Asset-Backed Commodity Trading
What all companies in the hydrocarbon value chain have in common is that their fortunes often rise and fall as a direct result of forces that are beyond their control. With so much volatility related to the price of crude oil, manufacturing excellence alone is no longer enough to ensure financial success for companies where commodities are traded like in the hydrocarbon value chain. Long term commitments become more and more costly to hedge in the absence of liquidity.
The Asset-Backed Trading is a style of commodity trading used to seek to exploit market volatility in order to monetise operational asset flexibility. It views physical assets as portfolios of traded instruments.

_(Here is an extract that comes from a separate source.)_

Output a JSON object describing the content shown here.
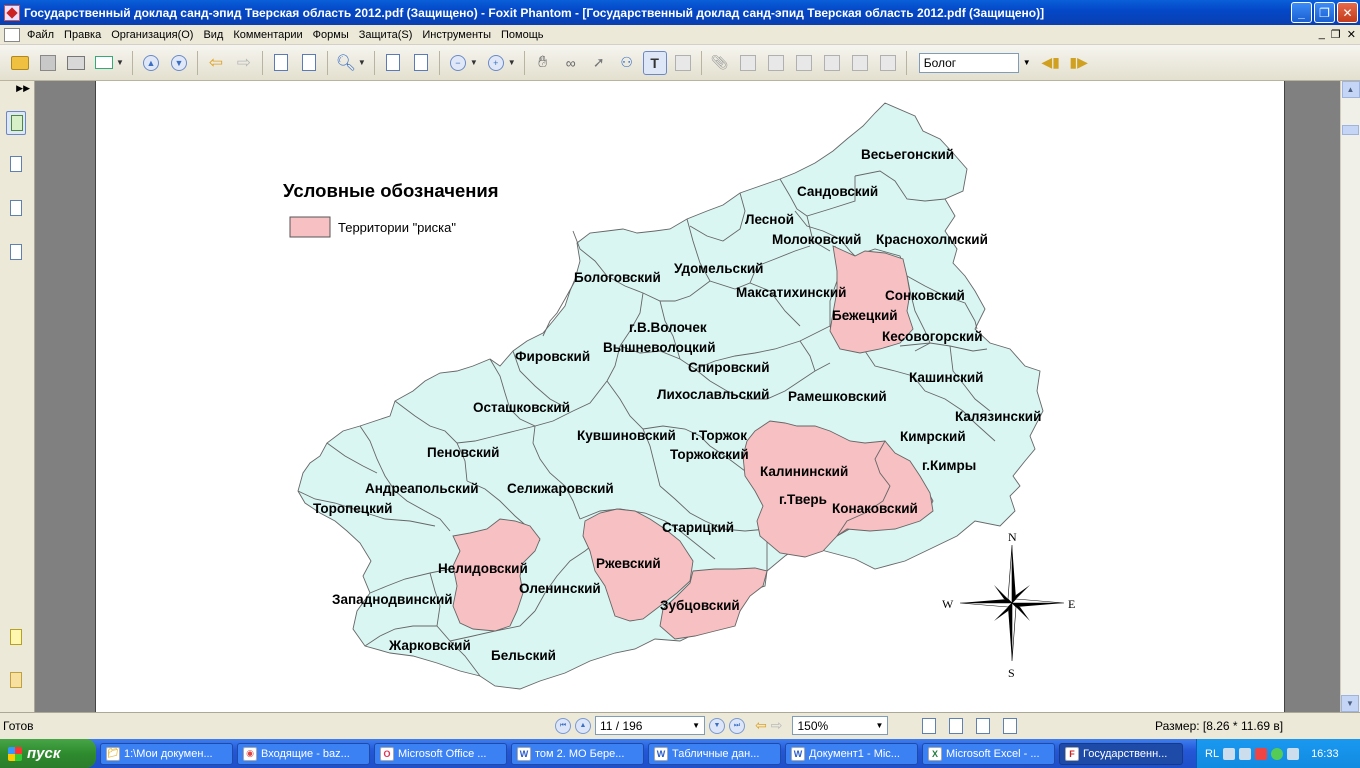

Today, companies must link their manufacturing excellence to market and financial intelligence to remain competitive. It poses a challenge on the business process as well as effecting the IT landscape; a move is necessary from a technology-centric focused on certain processes to a technology that is embedded into all processes and equally weighted toward financial instruments. A well-defined, streamlined, synchronised and documented process is the base to provide the necessary information, to fulfil regulatory tasks and compliance requirements such as IFRS and SOX.
How BearingPoint brings value
When implemented properly, asset-backed commodity trading can help companies:
- Drive better measurement and control of market-driven and price-related risk by a straight through processing - end-to-end
- Identify the level of risk acceptable to the organisation and its shareholders.

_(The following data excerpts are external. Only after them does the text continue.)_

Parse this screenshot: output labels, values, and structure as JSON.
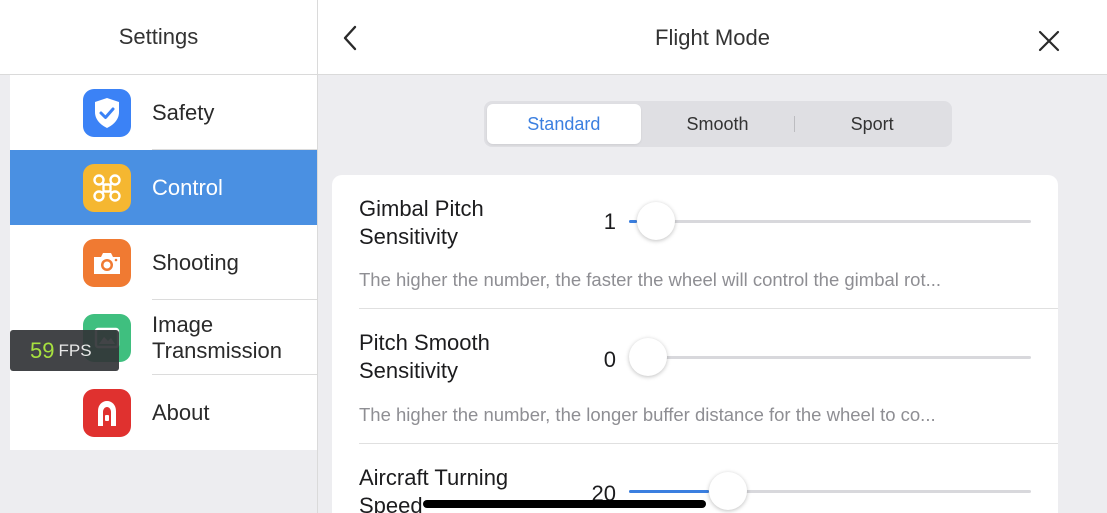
{
  "sidebar": {
    "title": "Settings",
    "items": [
      {
        "label": "Safety",
        "icon": "shield-check-icon",
        "color": "#3b82f6"
      },
      {
        "label": "Control",
        "icon": "drone-icon",
        "color": "#f5b731",
        "active": true
      },
      {
        "label": "Shooting",
        "icon": "camera-icon",
        "color": "#f07a32"
      },
      {
        "label": "Image Transmission",
        "icon": "image-transmission-icon",
        "color": "#3fbf7f"
      },
      {
        "label": "About",
        "icon": "brand-logo-icon",
        "color": "#e0312f"
      }
    ]
  },
  "fps": {
    "value": "59",
    "unit": "FPS"
  },
  "header": {
    "title": "Flight Mode"
  },
  "modes": {
    "options": [
      "Standard",
      "Smooth",
      "Sport"
    ],
    "selected": "Standard"
  },
  "settings": [
    {
      "title": "Gimbal Pitch Sensitivity",
      "value": "1",
      "fraction": 0.02,
      "description": "The higher the number, the faster the wheel will control the gimbal rot..."
    },
    {
      "title": "Pitch Smooth Sensitivity",
      "value": "0",
      "fraction": 0.0,
      "description": "The higher the number, the longer buffer distance for the wheel to co..."
    },
    {
      "title": "Aircraft Turning Speed",
      "value": "20",
      "fraction": 0.2
    }
  ],
  "colors": {
    "accent": "#3b7fe0",
    "active_row": "#4a90e2",
    "fps_number": "#a7e13f"
  }
}
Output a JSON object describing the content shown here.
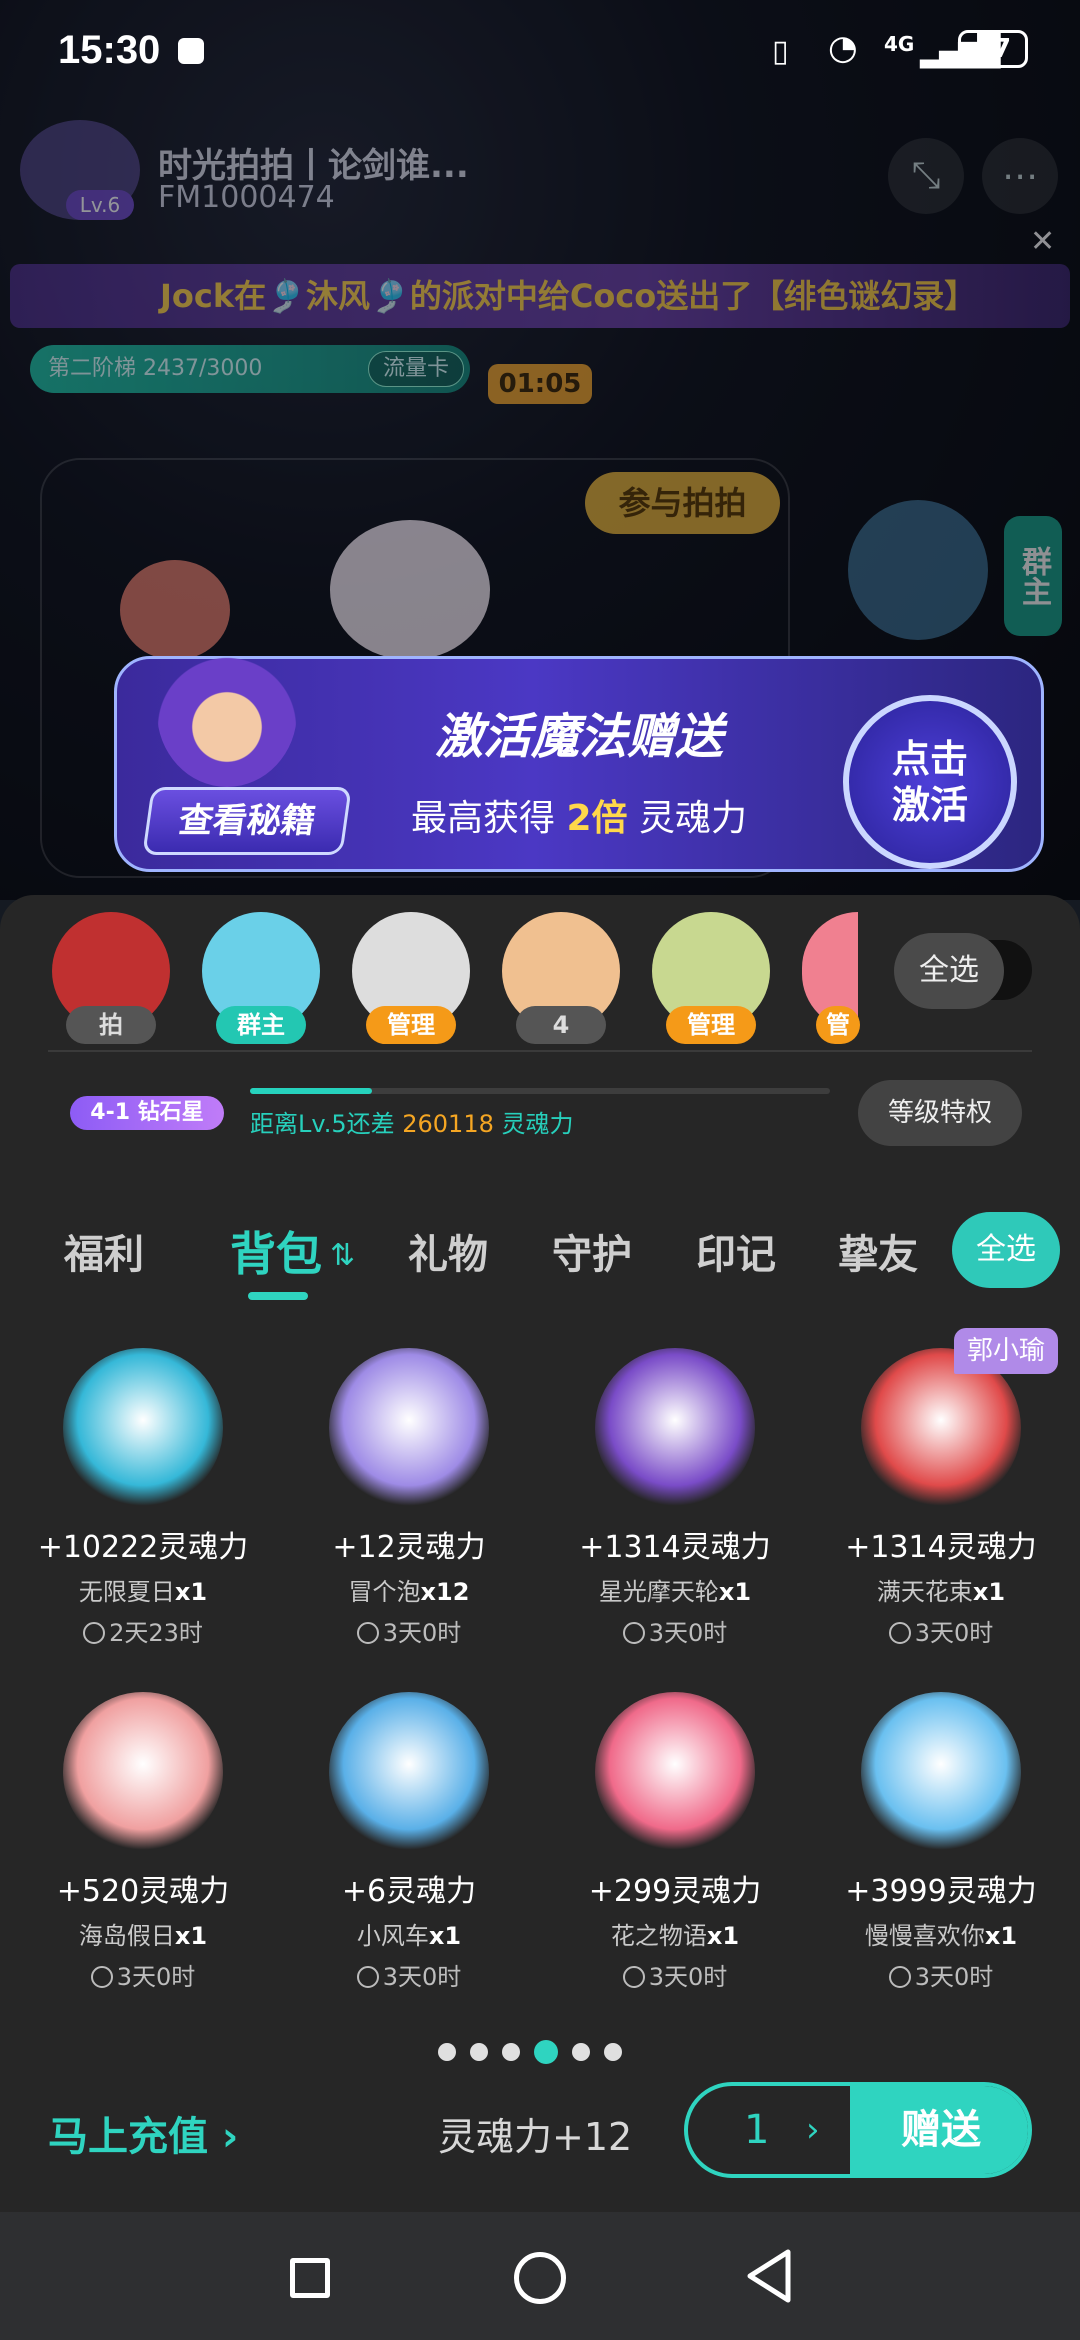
{
  "status_bar": {
    "time": "15:30",
    "battery": "67",
    "network": "4G"
  },
  "room": {
    "name": "时光拍拍丨论剑谁...",
    "id": "FM1000474",
    "level": "Lv.6",
    "banner": "Jock在🎐沐风🎐的派对中给Coco送出了【绯色谜幻录】",
    "tier": "第二阶梯 2437/3000",
    "traffic_card": "流量卡",
    "timer": "01:05",
    "join_button": "参与拍拍",
    "side_tag": "群主"
  },
  "promo": {
    "title": "激活魔法赠送",
    "subtitle_prefix": "最高获得 ",
    "subtitle_bold": "2倍",
    "subtitle_suffix": " 灵魂力",
    "secret_button": "查看秘籍",
    "activate_button_line1": "点击",
    "activate_button_line2": "激活"
  },
  "mic_users": [
    {
      "tag": "拍"
    },
    {
      "tag": "群主"
    },
    {
      "tag": "管理"
    },
    {
      "tag": "4"
    },
    {
      "tag": "管理"
    },
    {
      "tag": "管"
    }
  ],
  "select_all_top": "全选",
  "level": {
    "badge": "4-1 钻石星",
    "progress_prefix": "距离Lv.5还差 ",
    "progress_value": "260118",
    "progress_suffix": " 灵魂力",
    "progress_fraction": 0.21,
    "privilege_button": "等级特权"
  },
  "tabs": [
    "福利",
    "背包",
    "礼物",
    "守护",
    "印记",
    "挚友"
  ],
  "active_tab": "背包",
  "select_all_tab": "全选",
  "owner_badge": "郭小瑜",
  "gifts": [
    {
      "soul": "+10222灵魂力",
      "name": "无限夏日",
      "count": "x1",
      "time": "2天23时",
      "color": "#35b8d8"
    },
    {
      "soul": "+12灵魂力",
      "name": "冒个泡",
      "count": "x12",
      "time": "3天0时",
      "color": "#9e8be6"
    },
    {
      "soul": "+1314灵魂力",
      "name": "星光摩天轮",
      "count": "x1",
      "time": "3天0时",
      "color": "#7a4cc8"
    },
    {
      "soul": "+1314灵魂力",
      "name": "满天花束",
      "count": "x1",
      "time": "3天0时",
      "color": "#e04a4a"
    },
    {
      "soul": "+520灵魂力",
      "name": "海岛假日",
      "count": "x1",
      "time": "3天0时",
      "color": "#f0a0a0"
    },
    {
      "soul": "+6灵魂力",
      "name": "小风车",
      "count": "x1",
      "time": "3天0时",
      "color": "#5ab0e8"
    },
    {
      "soul": "+299灵魂力",
      "name": "花之物语",
      "count": "x1",
      "time": "3天0时",
      "color": "#f06a8a"
    },
    {
      "soul": "+3999灵魂力",
      "name": "慢慢喜欢你",
      "count": "x1",
      "time": "3天0时",
      "color": "#6ac0f0"
    }
  ],
  "pagination": {
    "total": 6,
    "active": 4
  },
  "bottom": {
    "recharge": "马上充值 ›",
    "soul_total": "灵魂力+12",
    "quantity": "1",
    "send_button": "赠送"
  }
}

- Keep a “finger on the pulse” of key markets and quickly identify overcapacity, tight markets or supply disruptions that could affect price and availability.
- Reduction of functional redundancies and manual effort (e.g. by centralisation of managing commodity trading, settlement, risk management and logistics)
- Revising traditional supply-cost curves by adding previously unavailable make/buy/exchange options; find additional options e.g. for moving, storing and selling commodities; quickly identify overcapacity, tight markets or supply disruptions that could affect price and availability
- Gain access to more timely and accurate information related to operational constraints, transportation costs and constraints and inventory levels.
- Improve the balance sheet, P/L statement, thereby enabling them to attain a better credit rating. This improvement has long-term implications for cash flow, profitability and shareholder satisfaction.